L’homme en dhotî blanc était stylographe, il avait pour métier d’écrire ce que les gens lui dictaient dans la rue, des lettres de menaces aux lettres d’amour, sans oublier les prières votives ou les fragments de textes sacrés. J’écrirai à mon arrivée une lettre de réclamation, promit-il avec un gentil sourire. Un peu plus tard le bus s’est immobilisé sur le bas-côté de la route et la chaleur est devenue intenable. Je tenais précieusement sur mes genoux la boîte noire avec le Guadagnini et j’essayais de me souvenir de ce qu’il y avait d’absolument nécessaire dans ma valise. Peut-être en effet bien peu de choses : des vêtements, un rasoir, quelques livres… Dans ce pays rien n’arrivait par hasard, à ce que l’on disait.
Le chauffeur du bus avait affalé la tête sur son volant et dormait.
A Coimbatore, comme dans tout le sud de l’Inde, la nuit tombe sans crépuscule. A peine laisse-t-elle le temps aux néons de s’allumer que l’on est plongé dans la ténèbre tropicale, avec des frelons énormes qui se cognent contre le verre des lampes. A sept heures du soir, sous le jus lumineux des enseignes, la rue bouillonne comme en plein jour. Mon ami stylographe s’appelait Sakharam, il m’a présenté à sa femme et à sa mère, deux ombres dans une embrasure, et m’a invité à partager son repas – des bananes naines, d’énormes crêpes craquantes – assis à même le ciment dans un appartement de deux pièces, non loin d’un cinéma dont les haut-parleurs éraillaient pour toute la rue la voix criarde de sa chanteuse. Sakharam voulait écrire sa lettre, il tenait aussi à me présenter à un homme qui, selon lui, avait des dons pour retrouver les choses. Je ne sais d’où lui venait cet acharnement, peut-être était-il factice. L’homme en question devait être une sorte de sadhu car nous l’avons trouvé torse nu, assis en lotus au pied d’une déesse garnie de fleurs fraîches. Il avait un oeil déformé par le trachome et paraissait ivre. Quand il a reçu l’explication de mon ami, il a souhaité prendre sur ses genoux ma boîte à violon. Il y a posé ses mains noueuses et s’est mis à incanter d’une voix nasillée quelque chose que mon ami n’a pas voulu me traduire. Il a fallu que j’insiste. C’est le texte d’une Upanishad, a-t-il dit, cela n’a rien à voir… – Quelle Upanishad ? Il a haussé les épaules : la Kaushîtaki. Puis il a repris l’instrument des mains du vieil homme et nous l’avons quitté dans un échange de mots un peu rêches. Je n’ai pas compris ce jour-là. C’est le lendemain que j’ai pris connaissance du texte de la Kaushîtaki Upanishad. A le relire j’en éprouve encore aujourd’hui une sorte de stupeur :
Quand le père est sur le point de mourir, il appelle son fils.

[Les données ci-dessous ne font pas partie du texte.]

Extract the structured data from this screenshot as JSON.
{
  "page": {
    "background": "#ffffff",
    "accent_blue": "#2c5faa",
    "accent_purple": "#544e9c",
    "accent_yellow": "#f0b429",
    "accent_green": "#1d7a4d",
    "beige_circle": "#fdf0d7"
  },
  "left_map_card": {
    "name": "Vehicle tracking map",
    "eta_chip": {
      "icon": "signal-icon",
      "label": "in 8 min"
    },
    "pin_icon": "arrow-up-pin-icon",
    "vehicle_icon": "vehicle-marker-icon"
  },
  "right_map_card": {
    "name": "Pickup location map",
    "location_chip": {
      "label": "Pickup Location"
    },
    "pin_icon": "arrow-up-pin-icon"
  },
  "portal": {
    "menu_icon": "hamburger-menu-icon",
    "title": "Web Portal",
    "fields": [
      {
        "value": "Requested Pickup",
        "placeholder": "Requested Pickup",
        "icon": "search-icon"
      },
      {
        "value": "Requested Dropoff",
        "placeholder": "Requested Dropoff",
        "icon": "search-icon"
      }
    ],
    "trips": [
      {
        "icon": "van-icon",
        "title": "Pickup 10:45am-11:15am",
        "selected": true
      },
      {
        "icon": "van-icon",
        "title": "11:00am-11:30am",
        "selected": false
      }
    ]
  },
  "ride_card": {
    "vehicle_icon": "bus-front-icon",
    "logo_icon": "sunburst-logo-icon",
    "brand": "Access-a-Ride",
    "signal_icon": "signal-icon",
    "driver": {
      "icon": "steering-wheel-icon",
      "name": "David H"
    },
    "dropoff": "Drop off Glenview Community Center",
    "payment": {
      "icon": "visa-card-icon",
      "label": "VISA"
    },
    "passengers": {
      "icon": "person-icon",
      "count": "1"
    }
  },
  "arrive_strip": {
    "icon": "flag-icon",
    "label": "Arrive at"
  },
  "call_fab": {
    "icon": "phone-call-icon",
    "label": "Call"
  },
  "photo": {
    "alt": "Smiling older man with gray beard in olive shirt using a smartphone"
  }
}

Il a jonché la maison d’herbes nouvelles, il a installé le feu.
Il a déposé à ses côtés une jarre d’eau avec une coupe, et il se couche, revêtu d’un costume neuf.
Le fils s’assied en face de lui.
– Je veux mettre en toi ma voix, dit le père.
– Je reçois en moi ta voix, dit le fils.
– Je veux mettre en toi mes souffles, ainsi le père.
– Je reçois en moi tes souffles, ainsi le fils.